The female lays 6-10 buff-white eggs, and incubates alone during 26-28 days in captivity. The chicks are dark brown above and yellowish on face and underparts. The fledging success is very low with duckling mortality due to starvation, especially when 2-3 weeks old. This is probably due to lack of adequate food.   

The Madagascan Pochard has a very small known population of less than 50 individuals and mature individuals, and no particular increase in numbers.
The young die by starvation due to absence of adequate food items and too deep water. Hunting and trapping, and increase of human population involving degradation of the habitat are important threats. Introduction of exotic plants, mammals (rats) and fish have destroyed the food supplies. Nest predation by rats and raptors also occurs regularly.
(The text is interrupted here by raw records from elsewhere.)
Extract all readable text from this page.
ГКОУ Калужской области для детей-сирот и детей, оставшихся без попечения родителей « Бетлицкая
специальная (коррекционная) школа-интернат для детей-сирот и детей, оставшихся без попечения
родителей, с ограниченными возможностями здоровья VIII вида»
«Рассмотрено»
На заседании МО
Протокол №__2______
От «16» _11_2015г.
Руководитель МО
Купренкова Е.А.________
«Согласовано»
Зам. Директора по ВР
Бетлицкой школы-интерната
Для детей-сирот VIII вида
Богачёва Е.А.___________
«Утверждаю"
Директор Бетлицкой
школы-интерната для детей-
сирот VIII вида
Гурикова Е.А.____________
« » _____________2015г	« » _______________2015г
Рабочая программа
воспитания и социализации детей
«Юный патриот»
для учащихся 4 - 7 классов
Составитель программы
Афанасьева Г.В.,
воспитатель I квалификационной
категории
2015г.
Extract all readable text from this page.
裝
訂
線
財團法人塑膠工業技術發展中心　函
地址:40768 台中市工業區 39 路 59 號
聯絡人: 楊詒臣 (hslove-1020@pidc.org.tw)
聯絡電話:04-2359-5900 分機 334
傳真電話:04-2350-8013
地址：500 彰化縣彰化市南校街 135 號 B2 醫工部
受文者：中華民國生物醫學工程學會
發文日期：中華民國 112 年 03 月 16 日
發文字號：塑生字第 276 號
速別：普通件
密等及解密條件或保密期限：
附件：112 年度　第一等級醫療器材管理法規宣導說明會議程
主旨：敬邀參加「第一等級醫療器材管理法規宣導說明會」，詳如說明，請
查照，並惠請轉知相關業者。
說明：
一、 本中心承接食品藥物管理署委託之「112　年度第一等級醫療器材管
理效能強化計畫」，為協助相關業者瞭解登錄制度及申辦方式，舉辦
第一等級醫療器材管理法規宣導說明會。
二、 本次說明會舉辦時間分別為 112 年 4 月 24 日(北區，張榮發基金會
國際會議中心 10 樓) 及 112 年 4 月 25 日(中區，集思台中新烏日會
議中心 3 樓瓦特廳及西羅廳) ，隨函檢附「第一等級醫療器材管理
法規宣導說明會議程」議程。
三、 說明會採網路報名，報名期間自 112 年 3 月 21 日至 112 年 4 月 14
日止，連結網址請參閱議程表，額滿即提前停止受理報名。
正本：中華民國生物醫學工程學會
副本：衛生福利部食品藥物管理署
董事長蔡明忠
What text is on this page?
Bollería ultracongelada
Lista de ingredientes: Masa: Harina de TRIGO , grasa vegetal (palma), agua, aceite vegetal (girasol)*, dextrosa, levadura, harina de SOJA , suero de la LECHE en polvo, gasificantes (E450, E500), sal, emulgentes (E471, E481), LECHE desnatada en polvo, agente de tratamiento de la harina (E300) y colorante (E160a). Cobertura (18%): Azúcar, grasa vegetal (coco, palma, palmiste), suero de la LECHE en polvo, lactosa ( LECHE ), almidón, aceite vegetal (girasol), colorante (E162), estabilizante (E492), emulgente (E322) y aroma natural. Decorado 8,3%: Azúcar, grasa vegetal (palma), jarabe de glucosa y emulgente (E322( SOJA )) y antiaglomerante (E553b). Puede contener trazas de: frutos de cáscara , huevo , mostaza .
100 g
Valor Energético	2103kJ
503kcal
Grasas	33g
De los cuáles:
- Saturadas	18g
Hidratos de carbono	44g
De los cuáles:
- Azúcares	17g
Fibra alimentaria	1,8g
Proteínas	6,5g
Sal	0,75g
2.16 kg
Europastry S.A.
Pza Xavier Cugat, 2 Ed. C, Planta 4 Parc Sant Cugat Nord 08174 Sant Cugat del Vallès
Conservation actions are underway, involving surveys at the site of rediscovery which is permanently guarded. The species breeds in captivity, in order to secure the existing population and to release another viable population in the wild. But restoration of the habitat is necessary.
Due to the tiny population still threatened by various factors, the Madagascan Pochard is currently classified as Critically Endangered.